Socioeconomic Secretary Ernesto Pernia said last week teen pregnancy has become a “national social emergency” in the country with the numbers continuing to soar.
Perez said 16 percent of these are “repeat pregnancies.” He attributed the trend to the Supreme Court’s decision to remove a provision in the Responsible Parenthood Reproductive Health Law, which allowed minors who had miscarried to recieve family planning services without their parents’ consent.
“That teenager needs to get the consent from her mother, even if she is already a mother herself, so that has given us a problem with repeat pregnancies,” Perez explained.
Economic losses
Young mothers lose about ₱24 billion to ₱47 billion in earnings annually due to an early pregnancy, according to the National Economic and Development Authority (NEDA).
Having a child at an early age affects the teenager’s education and income, Perez said.
“They may have dropped out of school.
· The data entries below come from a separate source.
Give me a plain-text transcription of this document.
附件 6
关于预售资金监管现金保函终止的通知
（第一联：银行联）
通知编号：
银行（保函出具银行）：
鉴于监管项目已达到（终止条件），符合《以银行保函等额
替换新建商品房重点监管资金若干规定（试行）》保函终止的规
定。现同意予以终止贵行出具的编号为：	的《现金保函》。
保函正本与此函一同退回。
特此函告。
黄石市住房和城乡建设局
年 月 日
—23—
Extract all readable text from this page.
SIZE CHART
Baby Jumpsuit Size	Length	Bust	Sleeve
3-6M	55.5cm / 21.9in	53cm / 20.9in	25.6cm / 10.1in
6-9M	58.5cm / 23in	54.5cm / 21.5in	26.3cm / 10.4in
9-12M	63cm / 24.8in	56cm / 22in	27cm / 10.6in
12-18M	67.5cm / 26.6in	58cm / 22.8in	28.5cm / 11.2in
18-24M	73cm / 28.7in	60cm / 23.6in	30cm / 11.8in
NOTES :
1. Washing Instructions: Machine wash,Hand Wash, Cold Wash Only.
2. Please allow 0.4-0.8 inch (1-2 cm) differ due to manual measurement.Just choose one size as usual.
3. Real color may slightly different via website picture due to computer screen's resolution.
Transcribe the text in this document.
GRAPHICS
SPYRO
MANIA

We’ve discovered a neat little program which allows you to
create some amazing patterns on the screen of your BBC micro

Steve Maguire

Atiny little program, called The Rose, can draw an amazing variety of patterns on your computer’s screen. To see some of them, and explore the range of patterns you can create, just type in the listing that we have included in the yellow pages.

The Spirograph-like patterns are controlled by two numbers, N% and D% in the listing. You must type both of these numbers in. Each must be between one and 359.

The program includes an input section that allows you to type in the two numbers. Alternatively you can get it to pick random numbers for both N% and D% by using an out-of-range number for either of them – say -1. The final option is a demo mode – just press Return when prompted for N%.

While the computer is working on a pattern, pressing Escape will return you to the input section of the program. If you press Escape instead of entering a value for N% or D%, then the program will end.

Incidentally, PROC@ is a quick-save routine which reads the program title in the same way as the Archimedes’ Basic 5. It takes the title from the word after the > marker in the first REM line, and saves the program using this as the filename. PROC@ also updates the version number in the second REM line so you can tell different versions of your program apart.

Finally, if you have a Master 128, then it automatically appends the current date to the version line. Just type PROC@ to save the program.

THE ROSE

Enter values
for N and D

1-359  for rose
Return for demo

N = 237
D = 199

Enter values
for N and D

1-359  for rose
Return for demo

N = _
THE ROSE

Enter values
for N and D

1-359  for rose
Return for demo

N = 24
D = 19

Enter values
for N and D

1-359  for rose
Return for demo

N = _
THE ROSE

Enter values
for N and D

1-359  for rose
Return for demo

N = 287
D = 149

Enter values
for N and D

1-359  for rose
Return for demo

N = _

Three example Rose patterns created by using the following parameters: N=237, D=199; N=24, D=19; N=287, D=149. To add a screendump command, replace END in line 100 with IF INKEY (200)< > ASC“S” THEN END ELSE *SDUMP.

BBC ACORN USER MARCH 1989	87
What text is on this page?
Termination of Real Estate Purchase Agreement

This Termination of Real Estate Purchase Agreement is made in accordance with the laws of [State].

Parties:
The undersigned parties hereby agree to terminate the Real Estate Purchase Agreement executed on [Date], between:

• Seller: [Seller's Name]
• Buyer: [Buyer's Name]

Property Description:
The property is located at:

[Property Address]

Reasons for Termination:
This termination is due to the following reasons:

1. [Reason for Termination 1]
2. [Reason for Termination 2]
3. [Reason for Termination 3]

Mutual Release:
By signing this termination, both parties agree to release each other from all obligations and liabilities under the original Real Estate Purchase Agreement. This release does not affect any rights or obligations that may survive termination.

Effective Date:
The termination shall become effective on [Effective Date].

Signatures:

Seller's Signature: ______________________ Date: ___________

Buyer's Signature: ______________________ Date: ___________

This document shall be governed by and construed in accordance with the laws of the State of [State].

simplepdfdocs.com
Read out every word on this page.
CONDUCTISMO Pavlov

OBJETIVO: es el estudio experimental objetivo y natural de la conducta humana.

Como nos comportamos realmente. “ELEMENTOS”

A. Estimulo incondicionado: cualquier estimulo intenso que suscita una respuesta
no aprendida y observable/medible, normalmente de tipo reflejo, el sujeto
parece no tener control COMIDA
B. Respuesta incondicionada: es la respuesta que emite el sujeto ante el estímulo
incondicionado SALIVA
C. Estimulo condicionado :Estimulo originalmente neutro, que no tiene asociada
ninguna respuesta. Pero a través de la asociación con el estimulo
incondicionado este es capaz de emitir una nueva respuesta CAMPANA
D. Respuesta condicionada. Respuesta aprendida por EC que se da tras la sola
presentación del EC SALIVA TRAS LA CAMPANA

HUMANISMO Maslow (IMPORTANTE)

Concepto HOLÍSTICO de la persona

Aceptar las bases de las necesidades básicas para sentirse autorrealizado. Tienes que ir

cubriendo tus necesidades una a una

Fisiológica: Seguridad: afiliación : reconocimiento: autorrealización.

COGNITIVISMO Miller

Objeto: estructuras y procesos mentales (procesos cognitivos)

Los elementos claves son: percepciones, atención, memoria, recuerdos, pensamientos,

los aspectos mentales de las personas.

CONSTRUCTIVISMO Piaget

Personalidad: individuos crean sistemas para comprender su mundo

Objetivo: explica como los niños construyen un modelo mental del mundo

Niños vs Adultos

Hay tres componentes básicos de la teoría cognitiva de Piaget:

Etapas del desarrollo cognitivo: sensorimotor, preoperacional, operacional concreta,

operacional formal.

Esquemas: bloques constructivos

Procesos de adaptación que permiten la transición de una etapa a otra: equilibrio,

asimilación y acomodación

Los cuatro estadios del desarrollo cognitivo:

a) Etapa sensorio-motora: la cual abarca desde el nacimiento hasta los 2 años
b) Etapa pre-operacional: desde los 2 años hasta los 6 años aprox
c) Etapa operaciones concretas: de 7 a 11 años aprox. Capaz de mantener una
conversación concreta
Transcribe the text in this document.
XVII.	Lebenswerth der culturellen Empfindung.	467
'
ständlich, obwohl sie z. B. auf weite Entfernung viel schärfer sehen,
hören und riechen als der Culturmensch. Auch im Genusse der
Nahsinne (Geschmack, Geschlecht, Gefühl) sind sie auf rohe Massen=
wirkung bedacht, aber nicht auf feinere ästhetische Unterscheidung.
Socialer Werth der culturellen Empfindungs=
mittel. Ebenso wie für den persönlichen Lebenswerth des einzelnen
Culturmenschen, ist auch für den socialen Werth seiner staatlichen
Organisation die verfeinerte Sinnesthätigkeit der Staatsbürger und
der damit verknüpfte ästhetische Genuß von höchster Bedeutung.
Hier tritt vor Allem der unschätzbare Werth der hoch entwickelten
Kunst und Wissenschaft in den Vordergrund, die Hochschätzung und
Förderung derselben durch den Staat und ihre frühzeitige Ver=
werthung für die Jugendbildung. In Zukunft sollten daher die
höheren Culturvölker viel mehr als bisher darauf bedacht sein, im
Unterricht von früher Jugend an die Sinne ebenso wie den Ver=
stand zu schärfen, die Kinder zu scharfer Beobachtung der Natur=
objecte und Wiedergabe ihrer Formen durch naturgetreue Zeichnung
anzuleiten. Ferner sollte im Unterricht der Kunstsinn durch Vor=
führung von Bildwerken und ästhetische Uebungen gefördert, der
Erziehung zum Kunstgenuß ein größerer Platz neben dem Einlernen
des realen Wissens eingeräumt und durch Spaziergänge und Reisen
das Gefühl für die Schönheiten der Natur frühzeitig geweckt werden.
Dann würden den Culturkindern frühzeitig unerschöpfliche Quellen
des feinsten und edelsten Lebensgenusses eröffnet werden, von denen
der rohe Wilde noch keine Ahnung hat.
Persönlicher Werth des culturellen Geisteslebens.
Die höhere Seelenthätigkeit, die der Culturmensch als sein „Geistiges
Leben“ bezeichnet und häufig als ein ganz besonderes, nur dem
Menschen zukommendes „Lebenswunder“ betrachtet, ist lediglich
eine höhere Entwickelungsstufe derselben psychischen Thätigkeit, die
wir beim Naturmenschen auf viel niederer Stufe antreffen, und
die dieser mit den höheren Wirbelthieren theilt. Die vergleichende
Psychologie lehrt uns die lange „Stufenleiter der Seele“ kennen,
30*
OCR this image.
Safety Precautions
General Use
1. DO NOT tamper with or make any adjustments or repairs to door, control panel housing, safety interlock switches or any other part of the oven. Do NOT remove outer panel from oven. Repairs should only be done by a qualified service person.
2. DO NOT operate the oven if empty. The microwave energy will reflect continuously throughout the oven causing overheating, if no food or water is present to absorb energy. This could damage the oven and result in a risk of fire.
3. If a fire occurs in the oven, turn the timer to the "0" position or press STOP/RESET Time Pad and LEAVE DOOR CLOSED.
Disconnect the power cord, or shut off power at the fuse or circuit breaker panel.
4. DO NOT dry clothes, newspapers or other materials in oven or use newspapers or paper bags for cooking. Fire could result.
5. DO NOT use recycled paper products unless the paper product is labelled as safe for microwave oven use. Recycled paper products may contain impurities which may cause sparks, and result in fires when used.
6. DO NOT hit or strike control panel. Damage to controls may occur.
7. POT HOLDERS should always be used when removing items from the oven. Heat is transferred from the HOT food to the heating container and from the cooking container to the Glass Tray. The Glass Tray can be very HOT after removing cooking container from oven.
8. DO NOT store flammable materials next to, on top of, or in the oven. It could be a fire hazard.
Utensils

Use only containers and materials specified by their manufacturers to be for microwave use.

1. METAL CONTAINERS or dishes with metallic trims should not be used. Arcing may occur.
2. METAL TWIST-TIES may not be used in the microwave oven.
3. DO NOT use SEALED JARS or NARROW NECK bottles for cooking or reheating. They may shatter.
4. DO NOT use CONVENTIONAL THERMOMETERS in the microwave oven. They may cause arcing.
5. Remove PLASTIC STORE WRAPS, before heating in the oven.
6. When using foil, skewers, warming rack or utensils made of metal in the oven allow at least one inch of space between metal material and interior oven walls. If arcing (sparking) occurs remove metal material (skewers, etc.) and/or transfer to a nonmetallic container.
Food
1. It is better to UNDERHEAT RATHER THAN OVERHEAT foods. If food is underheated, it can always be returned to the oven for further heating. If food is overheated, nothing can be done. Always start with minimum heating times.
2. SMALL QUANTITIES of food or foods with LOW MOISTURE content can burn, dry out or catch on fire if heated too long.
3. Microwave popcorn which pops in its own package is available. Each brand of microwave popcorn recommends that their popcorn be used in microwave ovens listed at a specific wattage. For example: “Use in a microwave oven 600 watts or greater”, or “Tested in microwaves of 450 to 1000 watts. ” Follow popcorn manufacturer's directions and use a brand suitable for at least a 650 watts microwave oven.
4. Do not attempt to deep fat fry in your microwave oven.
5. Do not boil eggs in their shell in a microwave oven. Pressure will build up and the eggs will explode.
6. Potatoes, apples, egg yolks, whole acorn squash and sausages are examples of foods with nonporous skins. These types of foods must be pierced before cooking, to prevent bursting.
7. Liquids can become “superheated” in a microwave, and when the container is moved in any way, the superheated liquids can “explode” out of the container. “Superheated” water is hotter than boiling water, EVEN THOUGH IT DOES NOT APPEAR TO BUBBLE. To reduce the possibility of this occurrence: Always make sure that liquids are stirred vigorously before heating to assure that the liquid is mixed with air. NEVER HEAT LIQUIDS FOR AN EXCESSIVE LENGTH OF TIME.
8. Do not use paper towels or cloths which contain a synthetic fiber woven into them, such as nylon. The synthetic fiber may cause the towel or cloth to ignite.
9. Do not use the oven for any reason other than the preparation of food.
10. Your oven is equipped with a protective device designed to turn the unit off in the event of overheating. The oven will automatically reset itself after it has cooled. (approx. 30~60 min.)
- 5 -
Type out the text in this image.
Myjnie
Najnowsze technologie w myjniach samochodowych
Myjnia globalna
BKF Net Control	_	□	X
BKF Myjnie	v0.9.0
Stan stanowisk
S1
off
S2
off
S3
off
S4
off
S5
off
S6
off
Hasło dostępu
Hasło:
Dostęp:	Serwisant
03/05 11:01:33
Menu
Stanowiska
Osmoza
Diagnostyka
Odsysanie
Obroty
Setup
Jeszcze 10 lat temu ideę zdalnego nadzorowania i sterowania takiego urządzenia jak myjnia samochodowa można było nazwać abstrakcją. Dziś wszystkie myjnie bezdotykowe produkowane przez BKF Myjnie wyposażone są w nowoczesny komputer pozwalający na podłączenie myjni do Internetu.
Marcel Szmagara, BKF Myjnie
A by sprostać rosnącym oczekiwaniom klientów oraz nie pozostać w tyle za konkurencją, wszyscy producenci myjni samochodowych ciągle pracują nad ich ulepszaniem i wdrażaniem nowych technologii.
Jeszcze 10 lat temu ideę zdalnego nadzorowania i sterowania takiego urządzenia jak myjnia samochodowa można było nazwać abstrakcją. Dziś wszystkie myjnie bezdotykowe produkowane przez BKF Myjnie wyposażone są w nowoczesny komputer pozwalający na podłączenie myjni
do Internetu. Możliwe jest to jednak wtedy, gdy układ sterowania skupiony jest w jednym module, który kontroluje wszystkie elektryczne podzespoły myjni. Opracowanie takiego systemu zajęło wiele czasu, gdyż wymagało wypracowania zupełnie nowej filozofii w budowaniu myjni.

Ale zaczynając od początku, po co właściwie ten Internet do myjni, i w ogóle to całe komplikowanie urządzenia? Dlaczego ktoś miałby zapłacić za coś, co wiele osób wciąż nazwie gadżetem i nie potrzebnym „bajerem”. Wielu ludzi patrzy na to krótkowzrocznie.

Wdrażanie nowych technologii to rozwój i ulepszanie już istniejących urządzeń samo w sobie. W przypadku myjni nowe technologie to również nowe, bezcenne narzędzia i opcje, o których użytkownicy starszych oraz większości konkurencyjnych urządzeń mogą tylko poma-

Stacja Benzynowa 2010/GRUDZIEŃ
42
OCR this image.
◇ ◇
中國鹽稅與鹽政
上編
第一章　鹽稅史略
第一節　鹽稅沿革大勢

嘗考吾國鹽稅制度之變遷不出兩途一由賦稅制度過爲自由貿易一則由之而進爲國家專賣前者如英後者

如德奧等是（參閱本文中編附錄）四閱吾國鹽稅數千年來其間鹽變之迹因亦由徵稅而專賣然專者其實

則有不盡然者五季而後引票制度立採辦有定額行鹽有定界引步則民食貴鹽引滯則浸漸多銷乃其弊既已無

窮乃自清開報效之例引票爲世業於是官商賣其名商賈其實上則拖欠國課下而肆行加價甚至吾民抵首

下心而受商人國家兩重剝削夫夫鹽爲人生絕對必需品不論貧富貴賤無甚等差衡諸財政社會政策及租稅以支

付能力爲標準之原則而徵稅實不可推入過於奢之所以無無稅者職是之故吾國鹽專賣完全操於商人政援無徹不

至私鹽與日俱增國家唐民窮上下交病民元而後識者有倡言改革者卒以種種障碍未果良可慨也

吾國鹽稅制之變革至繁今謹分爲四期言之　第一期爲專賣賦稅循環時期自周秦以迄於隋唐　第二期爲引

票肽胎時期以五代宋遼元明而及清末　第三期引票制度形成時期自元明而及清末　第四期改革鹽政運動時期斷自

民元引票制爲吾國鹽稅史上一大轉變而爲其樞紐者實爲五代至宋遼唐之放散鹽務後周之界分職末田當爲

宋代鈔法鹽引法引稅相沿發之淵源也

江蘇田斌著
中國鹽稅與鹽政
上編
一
That affects their wage income, so the wage income of teen parents is much lower than the average,” he said. “The danger [is] looking for jobs so that’s a big loss for young women of emerging families.”
POPCOM is currently coordinating with the Department of Education and Department of Health, he added, on programs to reach out to the youth to guide them on family planning and to ensure they receive the necessary health services.
Education chief Leonor Briones said her agency is working to address the problem through the K-12 curriculum.
“Why are we trying to develop new means of teaching, especially on health and early pregnancy? It’s because, as I’ve repeatedly said, by the time our learners graduate, everything we have taught them is already irrelevant. So we are developing in them the ability to accept change,” Briones said on August 22.
Senator Risa Hontiveros also filed a “Teenage Pregnancy Prevention Bill” on August 24, which sought to create a sex education program for the youth and to add more social protection programs for teen mothers.
"If we fail to act and do not guide the youth towards safe and healthy lifestyles, we will not just condemn young Filipinas to lives of poverty and suffering. We will also be hurting our country's chances for progress and development,” Hontiveros said.